Your Data will be stored on the Data Controller’s server located in the European Union, and will not be disseminated or transferred outside the European Union. Your Data will only be processed by the Data Controller for the time strictly necessary to pursue the purposes set out above. In particular:

  • for the purposes referred to in point a) of section 3 above, your Data will be retained by each Data Controller in relation to the refunds for which they are responsible, within the limits established by the aforementioned Resolution and, in any event, until you expressly request the erasure of your Data from the Data Controller’s DPO (see contact details in paragraph 1 above). It is understood that the Data Controller may retain your Data in order to defend its rights in relation to disputes outstanding at the time of the request or at the direction of public authorities;
  • for the purposes of point b) in section 3 above, we inform you that calls and chats are recorded and stored together with the Data contained therein for the time necessary to resolve your request for assistance, report and/or complaint, provide you with feedback and improve the customer care service. Even in this case, however, it is understood that the Data Controller may retain your Data within the limits of the law, in order to prove the fulfilment of its contractual obligations, and to defend its rights in relation to outstanding disputes or at the direction of Public authorities;
  • for the purposes of point d) in section 3 above, your Data will be retained by the Data Controller as long needed to fulfil any legal obligations;
  • for the purposes referred to in point d) of section 3 above, your Data will be retained until you expressly object to their processing. It being understood that the data will not be deleted until you expressly request their deletion for that specific purpose. It is also understood that each Data Controller may retain your Data in order to defend its rights in relation to disputes outstanding at the time of the request or at the direction of the Public authorities.

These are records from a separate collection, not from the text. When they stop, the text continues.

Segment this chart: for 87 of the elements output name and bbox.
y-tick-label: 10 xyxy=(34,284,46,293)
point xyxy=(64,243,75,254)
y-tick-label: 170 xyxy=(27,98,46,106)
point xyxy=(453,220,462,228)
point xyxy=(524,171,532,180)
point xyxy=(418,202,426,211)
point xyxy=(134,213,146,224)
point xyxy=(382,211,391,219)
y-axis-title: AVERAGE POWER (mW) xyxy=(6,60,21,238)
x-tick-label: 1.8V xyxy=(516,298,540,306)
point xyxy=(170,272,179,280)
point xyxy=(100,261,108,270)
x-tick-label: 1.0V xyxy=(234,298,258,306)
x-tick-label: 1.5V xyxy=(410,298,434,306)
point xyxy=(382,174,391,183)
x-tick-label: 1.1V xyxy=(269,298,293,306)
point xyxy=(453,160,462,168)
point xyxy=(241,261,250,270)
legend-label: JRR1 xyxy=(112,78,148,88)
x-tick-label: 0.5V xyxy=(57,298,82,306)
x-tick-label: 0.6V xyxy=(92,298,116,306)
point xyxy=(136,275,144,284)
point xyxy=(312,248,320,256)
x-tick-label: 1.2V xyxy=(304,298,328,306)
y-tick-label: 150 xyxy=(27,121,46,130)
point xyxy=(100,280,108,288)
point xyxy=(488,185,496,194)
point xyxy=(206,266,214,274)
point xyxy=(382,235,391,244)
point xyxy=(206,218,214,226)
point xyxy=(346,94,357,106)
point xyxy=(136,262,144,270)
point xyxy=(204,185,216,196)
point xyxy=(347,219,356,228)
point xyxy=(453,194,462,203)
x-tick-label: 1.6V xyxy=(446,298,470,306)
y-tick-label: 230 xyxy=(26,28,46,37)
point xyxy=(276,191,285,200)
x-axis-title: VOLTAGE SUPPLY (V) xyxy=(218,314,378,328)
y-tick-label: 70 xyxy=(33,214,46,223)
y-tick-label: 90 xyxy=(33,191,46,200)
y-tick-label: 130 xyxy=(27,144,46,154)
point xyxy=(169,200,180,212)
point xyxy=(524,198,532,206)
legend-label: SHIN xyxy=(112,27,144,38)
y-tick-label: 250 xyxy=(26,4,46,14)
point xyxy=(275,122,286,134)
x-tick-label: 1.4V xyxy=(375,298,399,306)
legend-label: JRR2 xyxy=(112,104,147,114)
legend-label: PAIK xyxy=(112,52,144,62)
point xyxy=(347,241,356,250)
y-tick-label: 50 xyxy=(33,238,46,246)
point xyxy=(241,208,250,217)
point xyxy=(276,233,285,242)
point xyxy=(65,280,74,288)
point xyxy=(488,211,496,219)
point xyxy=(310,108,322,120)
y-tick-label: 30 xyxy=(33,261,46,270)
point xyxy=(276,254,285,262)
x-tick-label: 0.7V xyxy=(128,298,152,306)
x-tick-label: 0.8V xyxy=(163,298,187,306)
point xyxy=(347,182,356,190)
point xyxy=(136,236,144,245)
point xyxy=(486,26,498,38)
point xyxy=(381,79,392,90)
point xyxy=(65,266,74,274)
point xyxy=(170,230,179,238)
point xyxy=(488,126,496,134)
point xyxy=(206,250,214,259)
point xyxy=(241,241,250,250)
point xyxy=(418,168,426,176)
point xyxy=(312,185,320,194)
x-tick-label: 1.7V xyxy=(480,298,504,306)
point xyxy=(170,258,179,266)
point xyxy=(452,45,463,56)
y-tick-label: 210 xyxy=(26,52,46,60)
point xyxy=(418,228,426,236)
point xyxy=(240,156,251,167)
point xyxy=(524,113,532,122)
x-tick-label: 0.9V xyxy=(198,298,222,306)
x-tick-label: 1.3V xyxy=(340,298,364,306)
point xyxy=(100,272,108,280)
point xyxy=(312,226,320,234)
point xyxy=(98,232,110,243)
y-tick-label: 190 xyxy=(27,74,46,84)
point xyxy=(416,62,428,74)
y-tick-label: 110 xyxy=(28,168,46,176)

6. Rights of the Data Subject

Please note that under the GDPR you have the right to:

  • obtain information on the purposes for which your Data is processed, the period of processing and the persons the Data is disclosed to (right of access);
  • obtain rectification or integration of inaccurate Data concerning you (right of rectification);
  • have your Data deleted in the following cases: (a) the Data is no longer necessary for the purposes for which it was collected; (b) you have objected to the processing of your Data, where it is processed on the basis of a legitimate interest of each Data Controller; (c) the processing of your Data does not comply with the law; (d) you have submitted an explicit request for the deletion of your Data. However, we would like to point out that Data retention by each Data Controller is lawful if it is necessary in order to comply with a legal obligation or to ascertain, exercise or defend a right in a court of law (so-called right to erasure);
  • obtain that the Data concerning you be only stored without any other use of them in the event that (a) you should object to the accuracy of your Data, for the period necessary to allow us to verify their accuracy; (b) the processing is unlawful, but you still object to the deletion of the Data by each Data Controller (c) the Data are necessary for the ascertainment, exercise or defence of a legal right; (d) you objected to the processing and are waiting for verification of whether the Data Controller’s legitimate reasons for processing prevail over those of the data subject (so-called right to restriction);
  • to receive the Data concerning you in a commonly used, machine-readable and interoperable format, and to have your Data transferred to another data controller (so-called right to data portability).

The aforementioned rights may be exercised by making a request without formalities to the DPO of the Data Controller, whose contact details are set out in section 1 above.

Finally, we would like remind you that you have the right to address the Garante per la protezione dei dati personali, Piazza Venezia, 11, 00187 Roma (RM), to assert your rights in relation to the processing of your Data.